Book Review: Ofer Sharone: Flawed System/Flawed Self: Job Searching and Unemployment Experiences
Ofer Sharone: Flawed System/Flawed Self: Job Searching and Unemployment Experiences. Chicago: University of Chicago Press, 2014. 240 pp. ISBN 978-0-226-07336-1, $85 (Cloth); ISBN 978-0-226-07353-8, $27.50 (Paperback).
Erin Hatton of State University of New York at Buffalo reviewed “Flawed System/Flawed Self: Job Searching and Unemployment Experiences” by Ofer Sharone in the latest issue of ILR Review.

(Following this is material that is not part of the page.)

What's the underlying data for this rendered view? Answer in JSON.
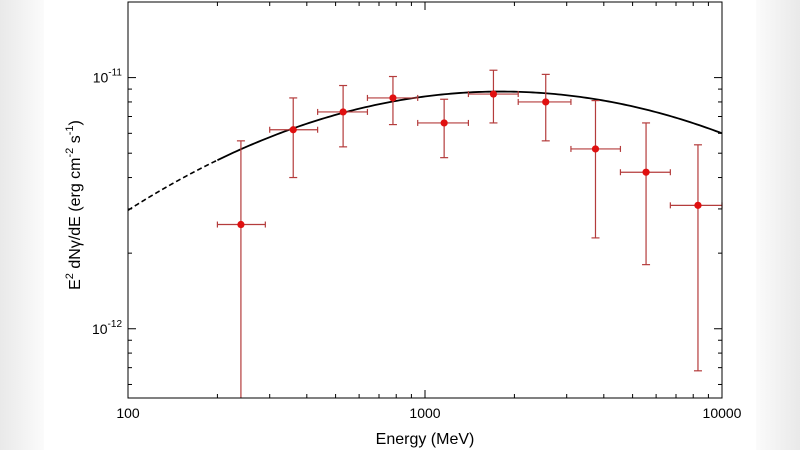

In Flawed System/Flawed Self, Ofer Sharone examines the experience of unemployment with great insight and deep empathy. The experience of unemployment, he argues, is neither universal nor simply determined by culture or the economy. Rather, it is structured by the particular social institutions that shape the search for work. These institutions give rise to what Sharone calls “job-search games,” but such “games” are not fun; indeed, they often cause job seekers a great deal of pain.
To investigate these job-search games and the institutions that shape them, Sharone compares the experience of unemployment across three groups: white-collar U.S. workers, white-collar Israeli workers, and blue-collar U.S. workers. Through extensive interviews and participant observation with each of these groups, Sharone finds that the experience of unemployment differs dramatically depending on the institutional context.